You do one of these every 6 months?  
If you lived in Mississauga, I would love to have you play with us!


----------



## I_cant_play (Jun 26, 2006)

> I'll spare everyone the rant


oh come on! why would you do that? Come on now give us the dirt..


----------



## james on bass (Feb 4, 2006)

I_cant_play said:


> oh come on! why would you do that? Come on now give us the dirt..


just use the search function. I've bitched enough on here about the lack of commitmant and lame-ass excuses from a couple of my band-mates.


----------



## noobcake (Mar 8, 2006)

Eh I've read your other posts and that really sucks, what a bunch of lame asses:zzz:. Anyhow, you're doing the right thing and once you kick off with a new and better band I'm sure it'll be smooth sailing. Good luck!


----------



## peter benn (Mar 29, 2007)

Honestly, with the demand there is for bass players, you should be able to just post on craigslist as a freelancer, and not budge from your home for less than $100.


----------



## james on bass (Feb 4, 2006)

Oh, it just keeps getting better..........

Monday the drummer said he couldn't do the gig this Friday. Tuesday he said he would be there.

Today I get an email at work saying he is definitely not doing the gig!!!

No way in hell am I cancelling a gig again!!! I got on the phone, 10 minutes later I was paged, and I had a drummer lined up to fill in.

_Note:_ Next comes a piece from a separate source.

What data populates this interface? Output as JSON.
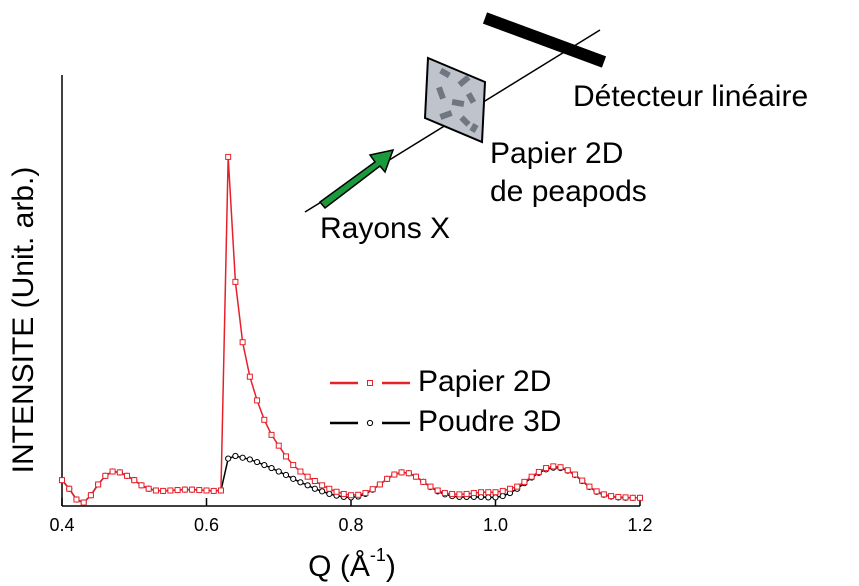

Haven't spoken to the drummer in over a year, but he was just looking up my number to get me as a fill-in for his band in August, so it worked out for both of us.

Guitarist is nervous as hell, but we'll make it through the gig I'm sure.


----------



## Budda (May 29, 2007)

that sucks.

im moving to london for the school year, and one of the guys is a drummer, and his brother plays guitar. we're hoping to maybe get a band together, learn some covers and play a bar or two for money.

if our other roomies are ok with it, i could contact ya later for a jam session - but the drummer is rusty (he's pro when he's not, pretty good when he is )


----------